= John Dodd (jockey) =

Australian jockey

John Dodd (1863–1881) was an Australian jockey who died following an accident during the 1881 Melbourne Cup.

== Early life ==
John Dodd was born in 1863 at Avoca, Victoria, Australia. His father was Aaron Dodd, a native of Leicestershire, England, who was convicted of burglary and transported for life to Van Diemens Land in 1828. In 1840 Aaron married Mary Jane White. Some time after he gained his conditional pardon in 1846, they emigrated to Victoria, settling in Avoca around 1850. John was the 13th of possibly 15 children. John Dodd was apprenticed as a jockey to Robert Howie, a Ballarat horse trainer.

== Melbourne Cup, 1881 ==
During the running of the race a dog ran onto the race track causing one of the horses, Wheatear, to fall. Shortly after that Dodd's horse, Suwarrow, was forced into the rails. Dodd suffered a broken leg and internal injuries. He died two weeks later (14 November 1881) in the Melbourne Hospital. His death was widely reported in local and international newspapers at the time.
An inquest on his body found that he died of complications from a compound fracture caused when his leg was twisted between the rail and the post. The coroner recommended paling the fence to avoid similar accidents in the future.

The Avoca Mail set up a fund in support of his 'aged mother and helpless sister' to which the Victoria Racing Club contributed 50 pounds from the Jockeys Fund.
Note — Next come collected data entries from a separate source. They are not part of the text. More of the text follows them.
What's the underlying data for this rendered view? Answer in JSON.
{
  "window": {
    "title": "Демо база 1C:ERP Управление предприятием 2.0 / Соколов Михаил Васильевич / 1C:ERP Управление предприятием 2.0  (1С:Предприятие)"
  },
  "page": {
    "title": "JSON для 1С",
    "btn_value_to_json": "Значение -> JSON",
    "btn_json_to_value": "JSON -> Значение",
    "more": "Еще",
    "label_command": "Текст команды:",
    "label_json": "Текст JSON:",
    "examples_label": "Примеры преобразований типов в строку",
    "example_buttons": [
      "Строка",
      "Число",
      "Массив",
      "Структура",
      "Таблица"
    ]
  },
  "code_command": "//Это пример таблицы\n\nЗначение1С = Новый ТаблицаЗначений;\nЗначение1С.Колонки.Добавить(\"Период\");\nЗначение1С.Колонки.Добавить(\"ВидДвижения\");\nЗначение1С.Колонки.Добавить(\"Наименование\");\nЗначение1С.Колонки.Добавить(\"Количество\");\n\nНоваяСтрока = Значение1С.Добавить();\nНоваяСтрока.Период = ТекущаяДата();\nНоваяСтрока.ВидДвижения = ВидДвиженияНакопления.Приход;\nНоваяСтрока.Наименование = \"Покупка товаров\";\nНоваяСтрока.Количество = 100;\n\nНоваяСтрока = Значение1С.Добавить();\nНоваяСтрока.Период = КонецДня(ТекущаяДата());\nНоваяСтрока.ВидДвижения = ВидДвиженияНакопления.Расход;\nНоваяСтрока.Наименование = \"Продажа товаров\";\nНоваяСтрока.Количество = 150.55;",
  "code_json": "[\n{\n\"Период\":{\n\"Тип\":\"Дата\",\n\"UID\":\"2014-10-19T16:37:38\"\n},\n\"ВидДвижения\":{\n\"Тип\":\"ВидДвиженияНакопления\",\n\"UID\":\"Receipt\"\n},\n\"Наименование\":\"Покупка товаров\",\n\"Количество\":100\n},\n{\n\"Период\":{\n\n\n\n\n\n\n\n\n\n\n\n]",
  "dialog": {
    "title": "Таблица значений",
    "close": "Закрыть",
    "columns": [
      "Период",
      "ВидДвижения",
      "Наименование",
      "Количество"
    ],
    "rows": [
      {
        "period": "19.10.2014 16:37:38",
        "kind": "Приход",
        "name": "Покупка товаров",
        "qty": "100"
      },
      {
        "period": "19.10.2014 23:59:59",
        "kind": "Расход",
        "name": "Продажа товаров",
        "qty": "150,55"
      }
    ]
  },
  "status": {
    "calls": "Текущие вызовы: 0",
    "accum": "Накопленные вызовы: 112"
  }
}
A cricket match was organised between amateur and professional jockeys at the Melbourne Cricket Ground on 6 January 1882 which raised about 200 pounds for the fund.

== The legend of George Dodd ==
Many sources report that the jockey who died in the 1881 Melbourne Cup was George Dodd and that he was one of Australia's most famous jockeys at the time. The Australian Jockeys Association memorial at Caulfield Racecourse records a G. Dodd but no J. Dodd. This story dates back at least to a 1949 article by "The Storyteller" in a Victorian regional newspaper which adds that Dodd bred Dalmatian dogs, one of which ran away a week before the race. Dodd saw this as an omen and, according to "The Storyteller", the dog that ran onto the racetrack was Dodd's missing dog. The final part of the legend is that Dodd was riding Wheatear, and died on the track, killed by his own faithful dog. Wannan and others point out that Dodd was in fact riding Suwarrow and that this accident was unrelated to the one caused by the dog. However they maintain the fiction of his first name.